Lessons About Running From My 3-Year-Old Coach

My daughter completed her first marathon this past weekend in Oklahoma City.  

She's three.

Every year, Oklahoma City hosts a race called "Run to Remember" in honor of the victims who were killed in the Oklahoma City Bombing.  This year had the highest participation ever, with over 25,000 runners completing either a 5k, half marathon, full marathon, marathon relay, or kids' marathon.

All of the other races are self-explanatory; you show up on race day and run the distance that you signed up to do. {Hopefully you've trained.}  

In the kids' marathon, the idea is for little runners to run 25 miles in the days leading up to the race.  Then, they complete the final 1.2 miles of a marathon on race day for a grand total of 26.2 miles over a period of a few weeks.
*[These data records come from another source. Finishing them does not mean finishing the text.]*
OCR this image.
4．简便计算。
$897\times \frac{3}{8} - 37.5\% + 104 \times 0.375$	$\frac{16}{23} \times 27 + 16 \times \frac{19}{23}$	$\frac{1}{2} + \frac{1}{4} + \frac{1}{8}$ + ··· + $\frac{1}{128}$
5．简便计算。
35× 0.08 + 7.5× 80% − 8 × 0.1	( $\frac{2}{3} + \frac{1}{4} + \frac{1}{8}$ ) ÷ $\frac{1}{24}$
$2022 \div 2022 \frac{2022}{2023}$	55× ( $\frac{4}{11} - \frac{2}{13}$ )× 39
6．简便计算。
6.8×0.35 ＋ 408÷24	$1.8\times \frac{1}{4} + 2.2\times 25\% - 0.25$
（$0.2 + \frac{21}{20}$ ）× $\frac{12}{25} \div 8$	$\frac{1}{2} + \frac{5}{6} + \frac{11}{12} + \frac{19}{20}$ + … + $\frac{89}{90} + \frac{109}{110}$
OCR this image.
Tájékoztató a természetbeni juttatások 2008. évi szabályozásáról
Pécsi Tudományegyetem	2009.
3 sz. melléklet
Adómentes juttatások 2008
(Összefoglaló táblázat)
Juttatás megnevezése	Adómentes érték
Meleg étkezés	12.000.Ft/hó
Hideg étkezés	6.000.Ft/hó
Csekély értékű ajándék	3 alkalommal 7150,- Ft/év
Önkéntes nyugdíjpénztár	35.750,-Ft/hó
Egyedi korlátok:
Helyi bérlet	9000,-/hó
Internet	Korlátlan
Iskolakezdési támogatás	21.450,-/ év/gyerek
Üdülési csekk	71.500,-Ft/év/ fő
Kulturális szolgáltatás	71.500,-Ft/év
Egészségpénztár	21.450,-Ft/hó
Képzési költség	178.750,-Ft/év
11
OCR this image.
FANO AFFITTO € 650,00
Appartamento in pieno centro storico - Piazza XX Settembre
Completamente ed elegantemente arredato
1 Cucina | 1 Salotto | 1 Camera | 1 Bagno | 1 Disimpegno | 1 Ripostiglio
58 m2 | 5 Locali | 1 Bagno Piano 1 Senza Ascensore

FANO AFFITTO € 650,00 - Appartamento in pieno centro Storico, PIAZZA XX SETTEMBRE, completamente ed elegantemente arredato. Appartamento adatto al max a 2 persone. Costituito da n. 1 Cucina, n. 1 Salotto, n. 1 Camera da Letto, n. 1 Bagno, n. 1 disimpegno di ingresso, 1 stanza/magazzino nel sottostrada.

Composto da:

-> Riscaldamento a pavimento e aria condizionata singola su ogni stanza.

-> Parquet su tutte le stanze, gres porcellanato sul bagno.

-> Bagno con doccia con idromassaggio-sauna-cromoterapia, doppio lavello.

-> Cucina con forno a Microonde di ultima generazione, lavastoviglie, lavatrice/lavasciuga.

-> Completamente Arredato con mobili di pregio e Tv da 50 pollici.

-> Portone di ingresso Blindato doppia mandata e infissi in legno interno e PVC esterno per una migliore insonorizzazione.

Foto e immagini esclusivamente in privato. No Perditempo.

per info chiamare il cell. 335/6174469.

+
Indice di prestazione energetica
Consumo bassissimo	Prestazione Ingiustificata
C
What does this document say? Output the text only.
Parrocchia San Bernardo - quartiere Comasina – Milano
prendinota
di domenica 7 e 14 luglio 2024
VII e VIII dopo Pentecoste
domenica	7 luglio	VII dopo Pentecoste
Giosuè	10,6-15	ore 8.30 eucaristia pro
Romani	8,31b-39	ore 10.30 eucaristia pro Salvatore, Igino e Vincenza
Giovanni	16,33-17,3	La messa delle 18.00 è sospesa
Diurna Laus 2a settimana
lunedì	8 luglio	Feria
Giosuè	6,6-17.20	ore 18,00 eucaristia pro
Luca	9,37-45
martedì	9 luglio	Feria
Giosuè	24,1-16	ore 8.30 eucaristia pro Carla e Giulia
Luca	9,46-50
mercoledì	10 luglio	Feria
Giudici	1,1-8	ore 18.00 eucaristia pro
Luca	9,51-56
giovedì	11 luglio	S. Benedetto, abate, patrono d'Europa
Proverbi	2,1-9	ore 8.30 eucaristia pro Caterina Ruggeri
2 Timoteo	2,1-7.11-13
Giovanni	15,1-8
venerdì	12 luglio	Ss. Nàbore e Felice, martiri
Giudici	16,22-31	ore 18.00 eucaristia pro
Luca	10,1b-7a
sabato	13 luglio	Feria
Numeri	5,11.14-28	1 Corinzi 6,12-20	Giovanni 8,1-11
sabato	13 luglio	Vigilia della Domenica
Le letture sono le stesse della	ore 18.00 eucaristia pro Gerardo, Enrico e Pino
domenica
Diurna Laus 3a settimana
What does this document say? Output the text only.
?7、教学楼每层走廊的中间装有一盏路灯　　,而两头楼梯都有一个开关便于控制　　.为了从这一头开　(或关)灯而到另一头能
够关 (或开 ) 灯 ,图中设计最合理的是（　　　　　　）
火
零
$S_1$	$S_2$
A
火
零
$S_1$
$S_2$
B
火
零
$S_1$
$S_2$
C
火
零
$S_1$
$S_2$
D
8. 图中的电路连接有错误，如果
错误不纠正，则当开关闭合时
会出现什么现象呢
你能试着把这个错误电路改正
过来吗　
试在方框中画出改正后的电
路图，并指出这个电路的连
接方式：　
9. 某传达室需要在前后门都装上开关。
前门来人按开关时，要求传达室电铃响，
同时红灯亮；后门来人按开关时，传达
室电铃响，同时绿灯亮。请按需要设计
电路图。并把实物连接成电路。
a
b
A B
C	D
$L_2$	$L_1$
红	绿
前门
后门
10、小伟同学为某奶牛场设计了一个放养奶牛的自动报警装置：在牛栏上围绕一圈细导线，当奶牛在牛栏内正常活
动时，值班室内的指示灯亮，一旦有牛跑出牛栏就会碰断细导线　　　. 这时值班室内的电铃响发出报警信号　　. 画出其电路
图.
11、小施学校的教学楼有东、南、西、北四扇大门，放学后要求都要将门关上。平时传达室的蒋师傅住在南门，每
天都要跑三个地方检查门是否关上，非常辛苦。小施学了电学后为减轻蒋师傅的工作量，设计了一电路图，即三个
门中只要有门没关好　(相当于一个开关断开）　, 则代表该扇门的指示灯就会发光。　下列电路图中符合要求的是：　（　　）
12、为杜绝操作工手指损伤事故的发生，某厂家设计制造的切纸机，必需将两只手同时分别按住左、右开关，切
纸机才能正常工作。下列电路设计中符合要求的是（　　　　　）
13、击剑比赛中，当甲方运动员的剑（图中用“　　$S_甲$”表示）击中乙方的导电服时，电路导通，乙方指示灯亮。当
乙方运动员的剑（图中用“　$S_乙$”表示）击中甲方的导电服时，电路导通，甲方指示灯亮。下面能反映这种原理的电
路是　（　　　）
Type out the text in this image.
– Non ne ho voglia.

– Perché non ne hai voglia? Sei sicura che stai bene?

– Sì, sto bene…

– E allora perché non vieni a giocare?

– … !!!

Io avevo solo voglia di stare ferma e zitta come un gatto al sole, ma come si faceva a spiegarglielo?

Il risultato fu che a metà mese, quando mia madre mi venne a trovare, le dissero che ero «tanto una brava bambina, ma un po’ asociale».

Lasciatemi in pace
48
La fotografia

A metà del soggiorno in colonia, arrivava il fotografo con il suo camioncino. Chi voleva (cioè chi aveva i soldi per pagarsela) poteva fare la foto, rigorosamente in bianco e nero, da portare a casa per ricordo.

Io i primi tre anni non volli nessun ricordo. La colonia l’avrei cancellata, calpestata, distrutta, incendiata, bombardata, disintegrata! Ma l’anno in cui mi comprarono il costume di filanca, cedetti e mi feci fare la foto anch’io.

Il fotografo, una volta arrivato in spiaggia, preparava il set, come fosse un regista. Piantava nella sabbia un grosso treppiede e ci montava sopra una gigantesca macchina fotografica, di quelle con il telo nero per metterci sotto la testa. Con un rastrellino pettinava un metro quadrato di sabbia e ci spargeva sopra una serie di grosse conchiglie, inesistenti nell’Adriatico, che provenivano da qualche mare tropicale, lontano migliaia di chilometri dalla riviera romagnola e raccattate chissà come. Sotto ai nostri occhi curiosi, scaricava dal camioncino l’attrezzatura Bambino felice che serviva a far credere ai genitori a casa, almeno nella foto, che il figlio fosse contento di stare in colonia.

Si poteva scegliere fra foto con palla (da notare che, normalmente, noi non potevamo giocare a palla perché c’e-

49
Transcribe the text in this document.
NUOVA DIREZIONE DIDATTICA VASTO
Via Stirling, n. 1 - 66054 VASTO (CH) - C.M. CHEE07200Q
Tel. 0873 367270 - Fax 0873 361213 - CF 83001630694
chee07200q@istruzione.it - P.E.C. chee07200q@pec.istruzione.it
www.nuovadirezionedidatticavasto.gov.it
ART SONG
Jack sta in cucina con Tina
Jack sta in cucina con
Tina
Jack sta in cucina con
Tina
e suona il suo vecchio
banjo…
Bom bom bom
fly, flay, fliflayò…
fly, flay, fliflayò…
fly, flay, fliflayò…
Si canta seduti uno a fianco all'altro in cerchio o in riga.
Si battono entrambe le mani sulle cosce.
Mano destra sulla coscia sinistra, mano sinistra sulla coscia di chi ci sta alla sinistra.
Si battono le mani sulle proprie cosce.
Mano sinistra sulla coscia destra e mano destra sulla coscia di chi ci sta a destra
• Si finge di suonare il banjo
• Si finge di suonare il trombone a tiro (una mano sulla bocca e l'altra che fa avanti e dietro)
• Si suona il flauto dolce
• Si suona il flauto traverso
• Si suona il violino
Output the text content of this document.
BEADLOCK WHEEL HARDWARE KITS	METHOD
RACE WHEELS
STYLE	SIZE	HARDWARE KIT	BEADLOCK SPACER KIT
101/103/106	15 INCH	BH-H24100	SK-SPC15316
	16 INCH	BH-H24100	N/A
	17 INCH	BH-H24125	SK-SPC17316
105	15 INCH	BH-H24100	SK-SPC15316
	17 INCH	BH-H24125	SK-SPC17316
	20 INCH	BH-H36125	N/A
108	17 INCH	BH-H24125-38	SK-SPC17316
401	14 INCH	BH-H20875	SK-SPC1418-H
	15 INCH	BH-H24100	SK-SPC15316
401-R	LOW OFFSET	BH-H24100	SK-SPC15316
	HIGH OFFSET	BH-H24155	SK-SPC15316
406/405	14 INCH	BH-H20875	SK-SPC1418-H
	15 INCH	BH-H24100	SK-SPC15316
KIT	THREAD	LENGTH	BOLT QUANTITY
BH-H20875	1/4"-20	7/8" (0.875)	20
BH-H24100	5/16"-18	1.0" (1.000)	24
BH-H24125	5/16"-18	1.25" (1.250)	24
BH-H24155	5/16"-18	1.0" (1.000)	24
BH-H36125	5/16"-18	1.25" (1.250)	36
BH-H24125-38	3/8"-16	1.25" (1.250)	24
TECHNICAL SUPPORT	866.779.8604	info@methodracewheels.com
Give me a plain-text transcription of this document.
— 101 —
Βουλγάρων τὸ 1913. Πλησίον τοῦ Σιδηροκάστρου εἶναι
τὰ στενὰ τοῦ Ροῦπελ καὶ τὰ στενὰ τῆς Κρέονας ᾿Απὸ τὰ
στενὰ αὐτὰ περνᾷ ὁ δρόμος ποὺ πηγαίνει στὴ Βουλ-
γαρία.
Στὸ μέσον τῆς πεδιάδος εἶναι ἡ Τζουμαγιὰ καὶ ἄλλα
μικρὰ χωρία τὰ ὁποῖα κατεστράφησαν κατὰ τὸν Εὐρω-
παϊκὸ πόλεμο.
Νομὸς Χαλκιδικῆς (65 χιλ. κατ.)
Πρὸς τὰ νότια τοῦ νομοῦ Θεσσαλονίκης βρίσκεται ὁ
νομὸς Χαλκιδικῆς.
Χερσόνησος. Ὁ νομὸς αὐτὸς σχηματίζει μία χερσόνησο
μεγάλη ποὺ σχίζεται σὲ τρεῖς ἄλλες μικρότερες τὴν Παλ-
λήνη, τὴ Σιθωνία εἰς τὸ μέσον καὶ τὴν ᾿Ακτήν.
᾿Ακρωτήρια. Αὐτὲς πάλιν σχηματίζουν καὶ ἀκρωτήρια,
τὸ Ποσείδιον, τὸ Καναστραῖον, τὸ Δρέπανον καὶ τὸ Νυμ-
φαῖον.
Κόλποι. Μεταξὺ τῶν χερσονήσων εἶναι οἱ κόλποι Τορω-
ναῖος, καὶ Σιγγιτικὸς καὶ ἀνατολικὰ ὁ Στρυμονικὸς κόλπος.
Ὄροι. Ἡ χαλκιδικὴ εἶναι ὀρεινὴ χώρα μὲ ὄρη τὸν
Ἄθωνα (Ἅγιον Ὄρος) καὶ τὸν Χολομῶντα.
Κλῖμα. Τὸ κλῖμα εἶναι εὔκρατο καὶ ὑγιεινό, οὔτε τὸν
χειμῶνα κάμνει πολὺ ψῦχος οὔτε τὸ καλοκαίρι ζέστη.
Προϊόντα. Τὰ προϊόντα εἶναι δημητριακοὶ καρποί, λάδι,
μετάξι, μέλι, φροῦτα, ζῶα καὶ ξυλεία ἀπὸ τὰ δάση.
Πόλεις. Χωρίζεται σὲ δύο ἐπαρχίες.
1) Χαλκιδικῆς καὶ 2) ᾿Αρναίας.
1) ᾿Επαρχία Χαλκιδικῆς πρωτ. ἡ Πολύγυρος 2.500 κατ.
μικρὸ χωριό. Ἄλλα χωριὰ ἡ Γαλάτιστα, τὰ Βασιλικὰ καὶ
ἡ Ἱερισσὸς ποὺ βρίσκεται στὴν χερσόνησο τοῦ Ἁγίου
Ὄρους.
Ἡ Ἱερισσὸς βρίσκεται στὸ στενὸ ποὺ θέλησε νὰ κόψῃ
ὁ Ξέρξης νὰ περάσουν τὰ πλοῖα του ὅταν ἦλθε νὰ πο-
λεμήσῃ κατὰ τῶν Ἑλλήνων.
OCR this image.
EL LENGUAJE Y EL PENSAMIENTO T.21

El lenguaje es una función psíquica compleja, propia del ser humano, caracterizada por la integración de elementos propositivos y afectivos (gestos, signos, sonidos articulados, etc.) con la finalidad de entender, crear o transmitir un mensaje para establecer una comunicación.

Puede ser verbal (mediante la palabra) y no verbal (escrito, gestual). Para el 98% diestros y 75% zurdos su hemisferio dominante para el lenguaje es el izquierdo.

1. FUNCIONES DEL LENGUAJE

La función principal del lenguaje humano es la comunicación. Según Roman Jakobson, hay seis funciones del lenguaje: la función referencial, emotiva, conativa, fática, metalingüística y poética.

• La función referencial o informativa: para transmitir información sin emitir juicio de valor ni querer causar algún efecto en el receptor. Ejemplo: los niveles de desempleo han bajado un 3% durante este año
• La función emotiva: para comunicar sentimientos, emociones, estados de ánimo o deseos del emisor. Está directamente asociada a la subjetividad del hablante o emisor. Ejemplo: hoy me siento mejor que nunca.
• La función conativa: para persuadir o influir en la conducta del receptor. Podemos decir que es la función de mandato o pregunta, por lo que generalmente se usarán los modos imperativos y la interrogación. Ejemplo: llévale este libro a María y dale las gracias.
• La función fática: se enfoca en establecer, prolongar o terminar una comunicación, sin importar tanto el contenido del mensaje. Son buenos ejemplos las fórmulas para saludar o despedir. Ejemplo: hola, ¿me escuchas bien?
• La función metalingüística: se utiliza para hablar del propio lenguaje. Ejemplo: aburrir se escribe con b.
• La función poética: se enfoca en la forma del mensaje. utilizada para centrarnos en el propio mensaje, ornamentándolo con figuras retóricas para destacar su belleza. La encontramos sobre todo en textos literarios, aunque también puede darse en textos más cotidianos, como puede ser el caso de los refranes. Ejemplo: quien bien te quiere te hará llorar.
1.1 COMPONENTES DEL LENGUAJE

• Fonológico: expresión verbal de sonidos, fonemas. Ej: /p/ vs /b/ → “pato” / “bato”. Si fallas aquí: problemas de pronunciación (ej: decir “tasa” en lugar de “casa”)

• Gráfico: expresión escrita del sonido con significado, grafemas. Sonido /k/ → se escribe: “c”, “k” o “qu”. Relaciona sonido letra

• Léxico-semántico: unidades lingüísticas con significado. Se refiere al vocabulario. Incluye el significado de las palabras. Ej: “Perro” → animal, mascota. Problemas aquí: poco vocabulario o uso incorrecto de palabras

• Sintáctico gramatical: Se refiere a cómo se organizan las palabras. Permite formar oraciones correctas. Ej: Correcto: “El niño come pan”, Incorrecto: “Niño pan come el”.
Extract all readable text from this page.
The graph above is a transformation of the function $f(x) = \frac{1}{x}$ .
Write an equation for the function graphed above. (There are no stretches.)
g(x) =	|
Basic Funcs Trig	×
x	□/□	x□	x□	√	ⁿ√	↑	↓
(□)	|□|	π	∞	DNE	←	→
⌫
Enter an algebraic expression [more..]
Some kids just show up and run 1.2 miles on race day, and that's totally fine.

Piper did the whole thing.

I'm so proud of her, and I'm also grateful for the many lessons that she unknowingly taught me along the way.  I've run just about every distance of the OKC race at some point, but "training" with her for this particular event was probably more satisfying than crossing the finish line after a grueling 26.2 miles a couple of years ago.  Running with my daughter changed me.

Through this process, I learned just how much my child watches everything I do and tries to pattern her life after me.  That is both terrifying and humbling.  Before every run, she asks if she can wear her Nike running shorts "like you're wearing Nike running shorts, Mom!"  She wanted to complete a marathon because I have.  Because of these things, I have been hyper-aware of my attitudes toward running, racing, and my body over the last few weeks.  I want her to have a healthy perspective, which means that I should model it for her.  

I needed a three-year-old to speak truth to me, because sometimes kids just seem to "get it" more than their parents do.  Piper reminded me of some practical lessons, such as pacing yourself and looking up instead of at your dang shoes so you don't trip.  But she also coached me in some other equally important areas.

Winning isn't just about being the first person to cross the finish line.  Of the 25,000+ people who ran the race, only five people actually won (one for each event), if you define winning in terms of finishing first.  As Piper was running her race, she looked over at me several times and asked, "Mom, am I winning?"  Of course you are, baby.  Why?  Because she's three and she's persevering and she's completing a marathon.

Speed doesn't matter.  Piper's good friend, Nora, ran the race, also.  At the beginning, Piper was excited about running with her and tried to keep up for a quarter mile or so.  However, it quickly became evident that Nora is a faster runner than Piper.  Piper let her run ahead and quit worrying about whatever Nora was doing to focus on her own run.  Novel idea.  

One of the goals of running is to still like running at the end of a race.  Sometimes I train so hard that I burn myself out.  Piper ran because she thought it was fun.  If at any point it stopped being fun for her, I would have let her stop.  I don't often give myself this grace, though, and maybe I should.

Walking during a run or missing a training run entirely is not the end of the world.  There were some days in the past few weeks when I had planned to run with Piper, but we decided to take the night off due to weather, a long day, or not feeling 100%.  Piper didn't care, and she still successfully finished her race.  Also, sometimes while we were out in the neighborhood, Piper's legs would get tired...or she would spot a dandelion that she just had to pick, and we would walk for a minute or two.  Again, Piper didn't care, and she still successfully finished her race.

Running solo is great, but running with people is, too.  Some of my favorite runs in the past few weeks have been the ones that I did with my daughter.  She's in preschool, so it's not like we were having deep conversations, but our runs gave me an opportunity to encourage her and to hear about her day.  Sometimes I love the idea of clearing my mind so much during a run that I isolate myself from running with people, which causes me to miss out on some really uplifting community.

"Exercise is not a punishment for what your body is, but a celebration of what it can do."  I heard this quote within the last week, and I wish I could remember where.  Isn't is amazing to have legs that obey your mind?  When you really step back for a second and think about how much blood your heart has to pump and how many times your lungs have to breathe in order to move even a few feet, aren't you stunned?  Watching my daughter complete this marathon as a three-year-old with short legs reminded me that the body can do truly incredible things.  I don't have a "perfect" body, but God has given me the ability to use it in a variety of awesome ways.  I should celebrate that instead of beating myself up over the insignificant imperfections I see in the mirror.

Piper is already talking about running the kids' marathon again next year, and about recruiting some of her friends to participate with her.  I hope she does, and I hope they do, because so many people would benefit from a three-year-old marathoner's mindset.  Thank you, sweet girl, for letting me be one of them.